Não sei o que a jovem dona Joana, então apenas com treze anos, pensou daquele seu cavaleiro andante, quase com quarenta anos, ou já nos quarenta, de barba cerrada e calvo, que fora já elegante, mas começava a ficar obeso, respirando com dificuldade quando se cansava, embora de cândido e sorridente olhar. Ainda há pouco largara as suas bonecas de criança e, embora a sua idade fosse já a conveniente para umas bodas, não sei se teria visto nesse bem-intencionado Lancelot de meia-idade mais que a pedra necessária ao seu mantimento no trono do pai contra as violentas oposições e desejos exacerbados de Fernando e Isabel. De resto, ela foi, toda a vida o seria, apenas o peão no tabuleiro de xadrez do jogo peninsular, desde as estúpidas decisões do pai, que lhe negara a paternidade em Toros de Guisando, até, depois, às labirínticas opções do Príncipe João, em 1480 e, depois como Rei, quando ergueu o seu estandarte à custa dela e do seu nome para pressionar os Reis vizinhos.

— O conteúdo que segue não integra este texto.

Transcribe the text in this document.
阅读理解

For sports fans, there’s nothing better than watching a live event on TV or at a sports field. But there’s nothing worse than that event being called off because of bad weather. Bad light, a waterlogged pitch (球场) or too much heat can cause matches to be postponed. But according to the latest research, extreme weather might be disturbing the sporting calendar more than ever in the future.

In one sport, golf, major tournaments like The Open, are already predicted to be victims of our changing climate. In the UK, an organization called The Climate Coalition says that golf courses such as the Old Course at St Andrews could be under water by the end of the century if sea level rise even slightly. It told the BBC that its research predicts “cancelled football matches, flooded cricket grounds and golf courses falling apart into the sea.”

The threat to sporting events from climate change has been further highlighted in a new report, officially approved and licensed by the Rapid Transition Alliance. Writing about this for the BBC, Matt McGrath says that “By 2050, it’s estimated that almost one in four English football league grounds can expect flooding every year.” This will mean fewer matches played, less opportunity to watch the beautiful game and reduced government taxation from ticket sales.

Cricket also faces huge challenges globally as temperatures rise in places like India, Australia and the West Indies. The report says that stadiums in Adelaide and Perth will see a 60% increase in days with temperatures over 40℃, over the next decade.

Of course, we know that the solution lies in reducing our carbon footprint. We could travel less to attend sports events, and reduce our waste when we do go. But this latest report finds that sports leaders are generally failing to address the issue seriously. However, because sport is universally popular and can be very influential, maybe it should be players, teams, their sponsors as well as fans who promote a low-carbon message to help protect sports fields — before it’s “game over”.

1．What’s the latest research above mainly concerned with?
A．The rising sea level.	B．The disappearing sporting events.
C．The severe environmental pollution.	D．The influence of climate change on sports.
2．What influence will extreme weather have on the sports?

Dona Joana também não desejava morrer como o seu hipotético noivo, Afonso, talvez envenenado por Fernando e Isabel, como lhe sussurravam seus apoiantes, e, de entre eles, o arcebispo de Toledo.

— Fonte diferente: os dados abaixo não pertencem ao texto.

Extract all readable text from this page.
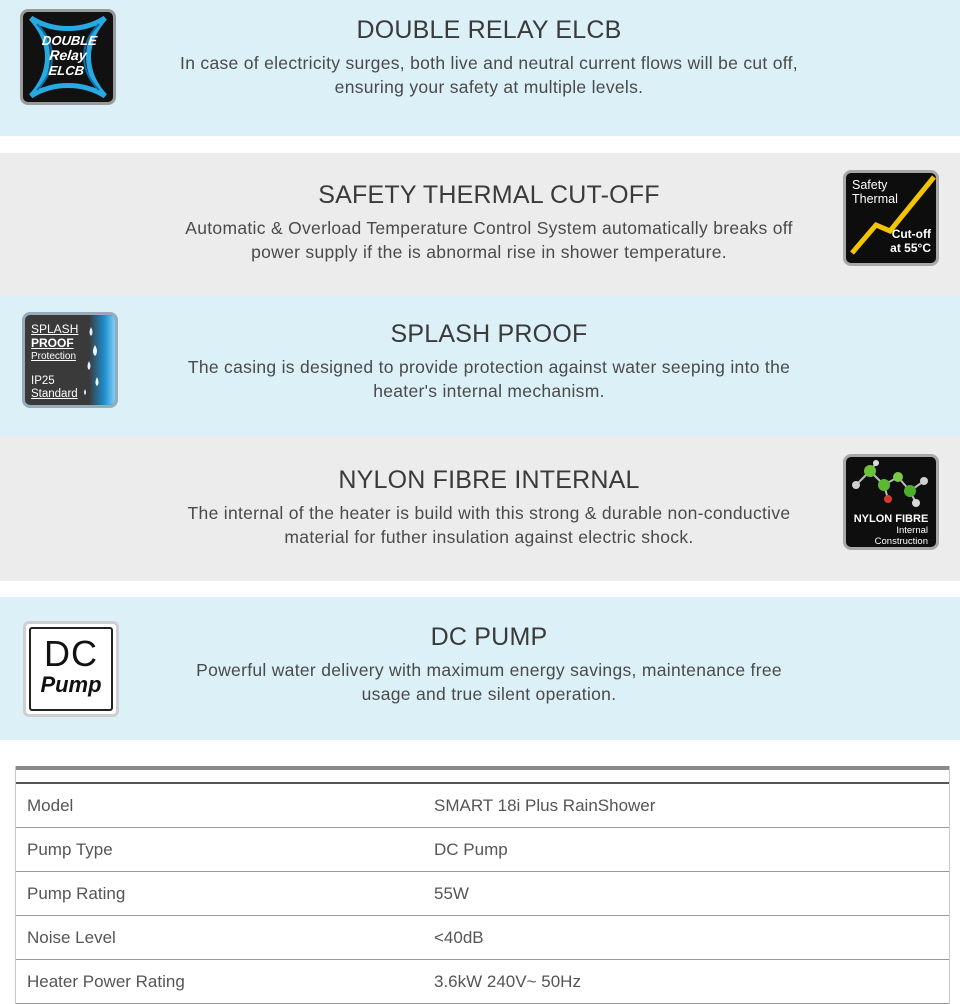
DOUBLE
Relay
ELCB
DOUBLE RELAY ELCB
In case of electricity surges, both live and neutral current flows will be cut off,
ensuring your safety at multiple levels.
SAFETY THERMAL CUT-OFF
Automatic & Overload Temperature Control System automatically breaks off
power supply if the is abnormal rise in shower temperature.
Safety
Thermal
Cut-off
at 55°C
SPLASH
PROOF
Protection
IP25
Standard
SPLASH PROOF
The casing is designed to provide protection against water seeping into the
heater's internal mechanism.
NYLON FIBRE INTERNAL
The internal of the heater is build with this strong & durable non-conductive
material for futher insulation against electric shock.
NYLON FIBRE
Internal
Construction
DC
Pump
DC PUMP
Powerful water delivery with maximum energy savings, maintenance free
usage and true silent operation.
Model	SMART 18i Plus RainShower
Pump Type	DC Pump
Pump Rating	55W
Noise Level	<40dB
Heater Power Rating	3.6kW 240V~ 50Hz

Dona Joana era bonita, embora sem a estonteante beleza da mãe nem aquela auréola fascinante das mulheres que nascem com um destino especial. Não se podia exigir mais de uma rapariguinha tímida, frágil, sempre empurrada pelas ambições da Corte e ferida no seu íntimo orgulho pela terrível mácula de bastardia que a marcaria até à morte como um ferrete de patíbulo. Vítima eterna, dona Joana não teve nenhuma oportunidade na vida e também nunca ninguém a deixou exprimir-se em liberdade. Pertence àquele tipo de seres a quem o destino tudo roubou menos a agonia de se saberem condenados ao silêncio, porque só o facto de existirem lhes retira o direito mínimo a um lugar e à felicidade na Terra. Conheci, ao longo da minha vida, e sem sangue real, outras pessoas como ela.

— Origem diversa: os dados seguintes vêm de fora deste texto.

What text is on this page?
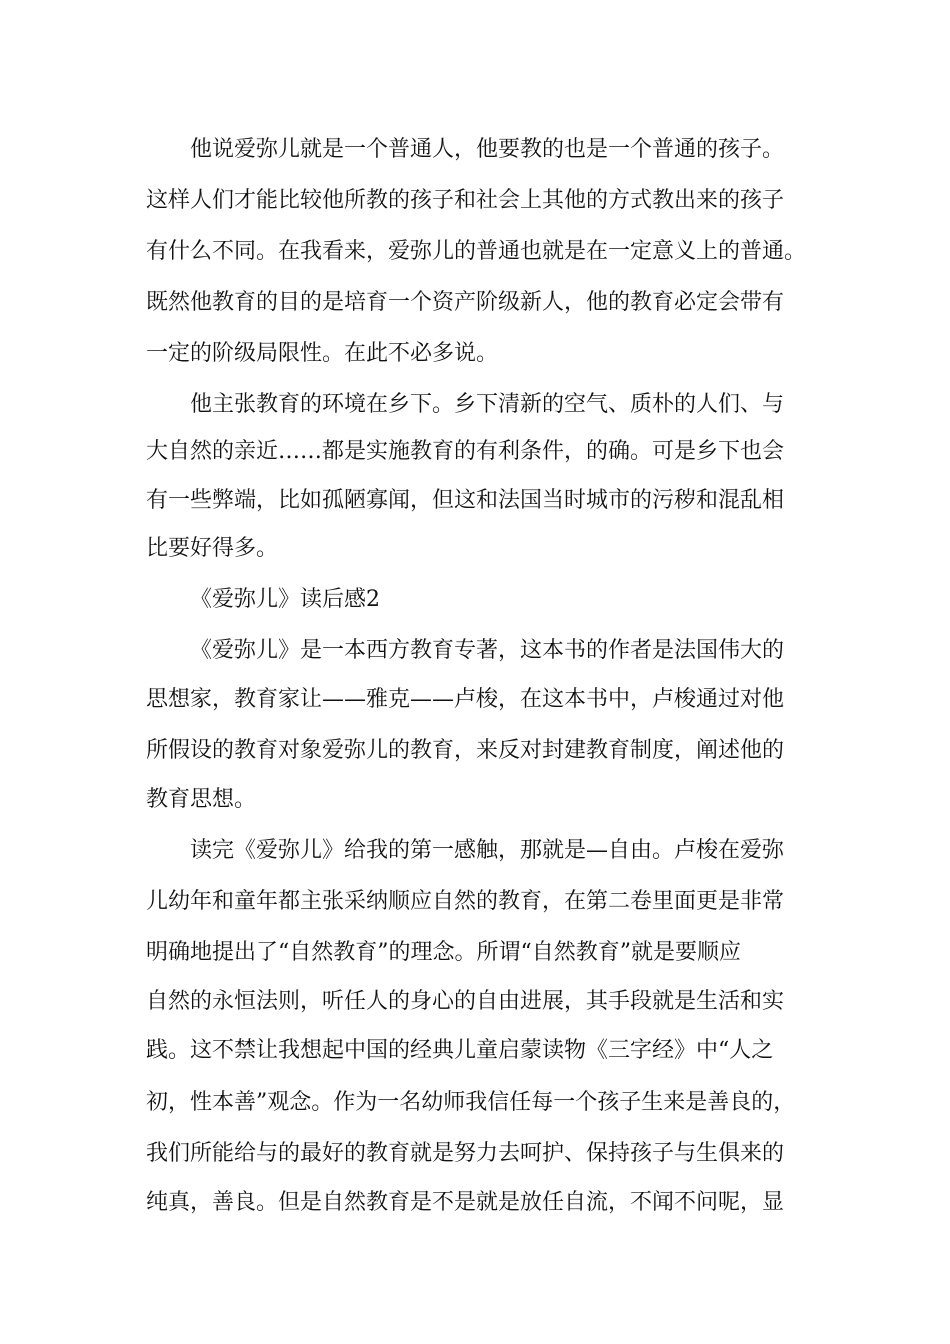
他说爱弥儿就是一个普通人，他要教的也是一个普通的孩子。
这样人们才能比较他所教的孩子和社会上其他的方式教出来的孩子
有什么不同。在我看来，爱弥儿的普通也就是在一定意义上的普通。
既然他教育的目的是培育一个资产阶级新人，他的教育必定会带有
一定的阶级局限性。在此不必多说。
他主张教育的环境在乡下。乡下清新的空气、质朴的人们、与
大自然的亲近……都是实施教育的有利条件，的确。可是乡下也会
有一些弊端，比如孤陋寡闻，但这和法国当时城市的污秽和混乱相
比要好得多。
《爱弥儿》读后感2
《爱弥儿》是一本西方教育专著，这本书的作者是法国伟大的
思想家，教育家让——雅克——卢梭，在这本书中，卢梭通过对他
所假设的教育对象爱弥儿的教育，来反对封建教育制度，阐述他的
教育思想。
读完《爱弥儿》给我的第一感触，那就是—自由。卢梭在爱弥
儿幼年和童年都主张采纳顺应自然的教育，在第二卷里面更是非常
明确地提出了“自然教育”的理念。所谓“自然教育”就是要顺应
自然的永恒法则，听任人的身心的自由进展，其手段就是生活和实
践。这不禁让我想起中国的经典儿童启蒙读物《三字经》中“人之
初，性本善”观念。作为一名幼师我信任每一个孩子生来是善良的，
我们所能给与的最好的教育就是努力去呵护、保持孩子与生俱来的
纯真，善良。但是自然教育是不是就是放任自流，不闻不问呢，显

Afonso de Portugal não conseguiu mais na sua campanha em Castela que andar em círculos como um cão atrás da cauda. Ele e o seu exército. O Verão escoou-se sem que uma saída definitiva brilhasse no escuro horizonte das ambições do Rei português. Não fui recrutado, como muita gente que conheci, mas dois serviçais do mercador Bartolomeu Lagos e três braceiros amigos de Rainiero por lá andaram e no regresso, um deles ficou sem uma perna e outro morreu, os sobreviventes contavam o que foi aquele cirandar sem descanso, com um Verão tórrido que fazia arder o couro e as roupagens debaixo das couraças e das cotas, e as lâminas e ferros, depois da soalheira, em água, até ferviam em vapores como os do Inferno. Nem um nem outro, que relataram a campanha, sabiam Latim, nem ler nem escrever, é o mais certo e, se o conseguiam, era à custa do suor e do tempo a juntar, letra a letra, a palavra que a tinta negra do copista desenhara, mas quantas vezes eu recordei, naquele quadro ardente de homens em guerra cirandando por terras estrangeiras, Horácio: nos manet Oceanus circumvagus; arua. beata petamus arua, divites et insulas...» In Seomara Luzia da Veiga Ferreira, Crónica Esquecida d’el rei João II, Editorial Presença, Lisboa 1995, 4ª edição, Lisboa 2002, ISBN 972-23-1942-6.